Models & Releases

Gemini 3.1 Pro Crushes Benchmarks – 77% on ARC-AGI-2, Doubles Predecessor!

Gemini 3.1 Pro scores 77% on ARC-AGI-2, while Claude Opus 4.6 and GPT-5.3 Codex bring major speed and reasoning upgrades.

Deep Dive

February 2026 was a landmark month for frontier AI models, headlined by Google DeepMind's Gemini 3.1 Pro. The natively multimodal reasoning model, now in preview, delivered a stunning 77.1% score on the challenging ARC-AGI-2 benchmark, more than doubling the performance of Gemini 3 Pro. It also set a new record on the GPQA Diamond benchmark at 94.3%. Priced at $2 per million input tokens, it signals Google's aggressive push in the high-reasoning model space, with general availability coming soon and the older Gemini 3 Pro Preview being discontinued on March 9.

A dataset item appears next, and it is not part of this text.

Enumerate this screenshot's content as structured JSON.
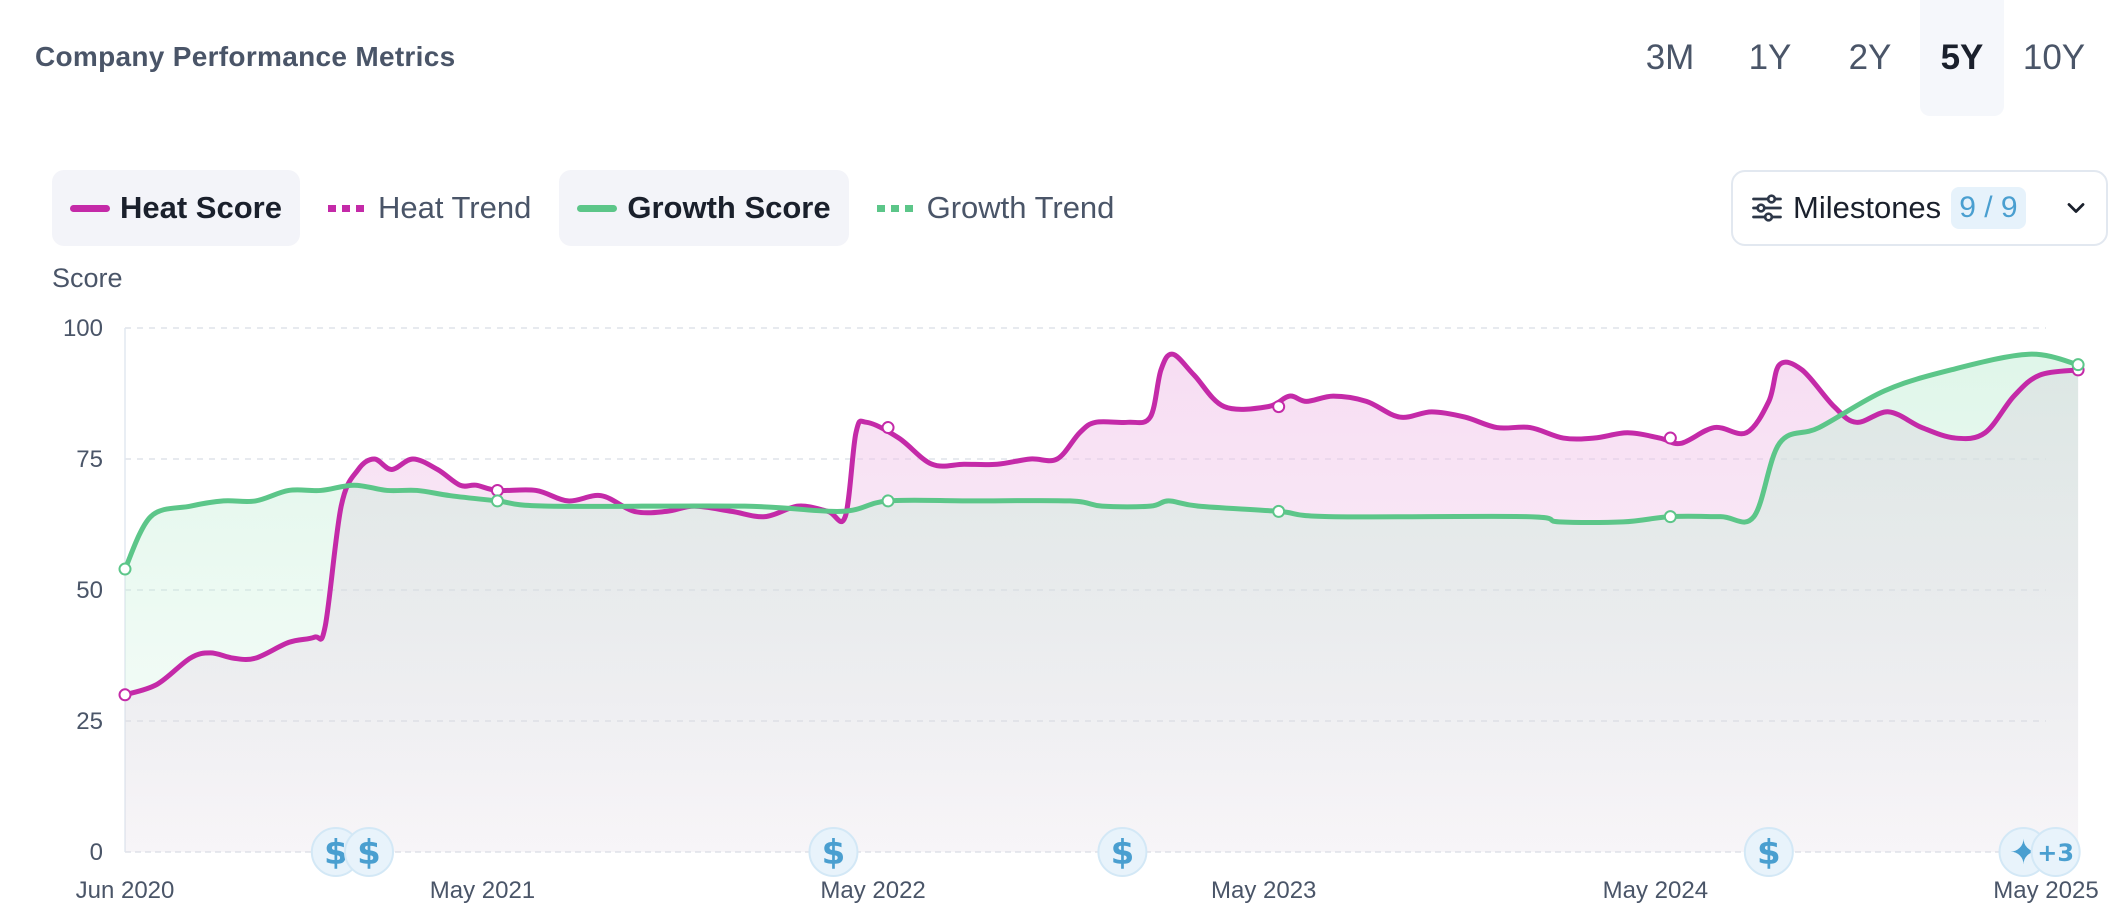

The competitive landscape intensified with Anthropic's Claude Opus 4.6, which boasts a 1M token context and a 144-point lead over GPT-5.2 in knowledge work Elo ratings. Meanwhile, OpenAI countered with GPT-5.3 Codex, offering a 25% speed increase and 48% token efficiency gain over GPT-5.2-Codex, alongside a new 'high capability' classification in cybersecurity. Other notable releases included xAI's Grok 4.20 with a parallel agents architecture and continued strong showings from Chinese labs like Zhipu AI's GLM-5 and Alibaba's Qwen 3.5, keeping pressure on both the open-source and proprietary frontiers.

Key Points
  • Gemini 3.1 Pro scores 77.1% on ARC-AGI-2, more than double its predecessor's 31.1%.
  • Claude Opus 4.6 offers a 1M token context and leads GPT-5.2 by 144 Elo points on knowledge work.
  • GPT-5.3 Codex runs 25% faster and uses 48% fewer tokens than GPT-5.2-Codex for a 2.6x throughput gain.

Why It Matters

These leaps in reasoning, speed, and efficiency directly translate to more capable AI assistants, cheaper API costs, and new applications in research and cybersecurity.